Оруэлл решил познакомиться с американским коллегой, хотя и не знал, как будет им встречен, принимая во внимание непредсказуемость, подчас резкость и грубость Хемингуэя, особенно когда тот был нетрезв. Постучав в дверь и войдя в номер, он произнес: «Я Эрик Блэр» — «Ну, и какого х… вам надо?» «Я Джордж Оруэлл», — поправился посетитель. «Какого же х… вы сразу это не сказали?» Затем они стали пить виски…{606}
Сам Хемингуэй дважды упоминал об этой встрече с Оруэллом. В первый раз он написал об этом через три года С. Коннолли, передавая через него привет Оруэллу: «Если Вы как-нибудь встретитесь с Оруэллом, напомните, пожалуйста, ему обо мне. Он мне очень нравится, но мы встретились в тот момент, когда у меня совершенно не было времени»{607} (писатель собирался уезжать и паковал вещи). Во второй раз Хемингуэй чуть более подробно, с оттенком определенной бравады, описал встречу в полуромане-полумемуарах «Правда на первый взгляд». Американский писатель изобразил Оруэлла несколько параноидальной личностью: тот якобы боялся покушений коммунистов и всё время повторял, что они его преследуют. В итоге Хемингуэй будто бы дал коллеге пистолет и, более того, даже приставил к нему для охраны двоих своих помощников{608}. Эта история выглядит малодостоверной и больше походит на фарс.
Кончина Эйлин
Впервые оторвавшись от семьи на сравнительно длительное время, Эрик регулярно переписывался с женой, особенно интересуясь здоровьем и развитием приемного сына. «Ребенку девять месяцев и, по мнению его нового отца, он очень одаренный — “очень глубокомысленный маленький мальчик”, к тому же очень хорошенький. Он действительно очень приятный ребенок»{609}, — писала Эйлин Л. Муру.

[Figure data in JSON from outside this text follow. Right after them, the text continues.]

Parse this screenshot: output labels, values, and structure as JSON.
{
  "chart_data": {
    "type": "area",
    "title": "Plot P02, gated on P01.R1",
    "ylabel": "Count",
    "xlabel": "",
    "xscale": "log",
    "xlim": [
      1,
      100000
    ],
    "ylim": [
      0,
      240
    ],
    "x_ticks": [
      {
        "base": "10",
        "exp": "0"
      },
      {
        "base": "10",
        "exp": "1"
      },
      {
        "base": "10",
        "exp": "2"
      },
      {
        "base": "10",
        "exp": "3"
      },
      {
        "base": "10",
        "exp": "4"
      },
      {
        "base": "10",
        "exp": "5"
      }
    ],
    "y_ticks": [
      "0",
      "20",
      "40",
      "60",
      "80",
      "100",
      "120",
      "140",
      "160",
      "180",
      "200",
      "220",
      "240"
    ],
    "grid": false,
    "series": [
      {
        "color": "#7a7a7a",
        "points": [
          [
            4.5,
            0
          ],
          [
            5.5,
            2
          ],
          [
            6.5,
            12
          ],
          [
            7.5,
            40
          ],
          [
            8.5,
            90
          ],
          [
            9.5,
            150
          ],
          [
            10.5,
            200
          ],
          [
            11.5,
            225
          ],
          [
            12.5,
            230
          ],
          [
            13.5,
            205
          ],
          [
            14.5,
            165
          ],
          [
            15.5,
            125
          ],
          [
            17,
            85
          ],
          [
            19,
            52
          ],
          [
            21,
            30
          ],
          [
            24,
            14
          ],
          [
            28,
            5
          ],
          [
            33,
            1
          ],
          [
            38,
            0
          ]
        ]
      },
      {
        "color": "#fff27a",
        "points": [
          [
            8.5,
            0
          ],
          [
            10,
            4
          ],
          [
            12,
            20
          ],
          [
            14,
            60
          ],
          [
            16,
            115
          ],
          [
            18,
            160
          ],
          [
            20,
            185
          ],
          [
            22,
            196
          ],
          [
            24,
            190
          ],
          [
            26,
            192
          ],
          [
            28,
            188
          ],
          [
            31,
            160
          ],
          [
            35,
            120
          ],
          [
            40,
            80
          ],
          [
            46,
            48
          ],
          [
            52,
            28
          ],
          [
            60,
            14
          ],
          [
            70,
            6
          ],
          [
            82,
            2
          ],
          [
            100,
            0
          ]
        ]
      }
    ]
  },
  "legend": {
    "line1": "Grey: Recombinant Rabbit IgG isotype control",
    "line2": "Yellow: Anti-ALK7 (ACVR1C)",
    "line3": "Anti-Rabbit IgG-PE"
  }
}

За несколько месяцев до отъезда Эрика в Европу Эйлин почувствовала недомогание, которое усиливалось с каждым днем. Она быстро уставала, не могла отдышаться, часто страдала приступами тошноты. Эйлин бодрилась, стараясь не стать преградой поездке мужа на фронт, к чему он так долго стремился. После отъезда Эрика она с ребенком отправилась в свое «сельское имение», надеясь, что на свежем воздухе ее самочувствие улучшится. Но в деревне ей стало еще хуже.
В первой декаде марта 1945 года Эйлин вынуждена была обратиться к врачам, которые сообщили, что у нее обнаружена опухоль матки и требуется срочная операция, поскольку речь идет о жизни и смерти. Ничего пока не сообщая мужу, Эйлин проконсультировалась по поводу происшедшего с невесткой. Гвен О’Шонесси подтвердила, что положение серьезное. Однако Эйлин отложила операцию, поскольку ей необходимо было пристроить ребенка. Кроме того, ее задержало еще одно обстоятельство.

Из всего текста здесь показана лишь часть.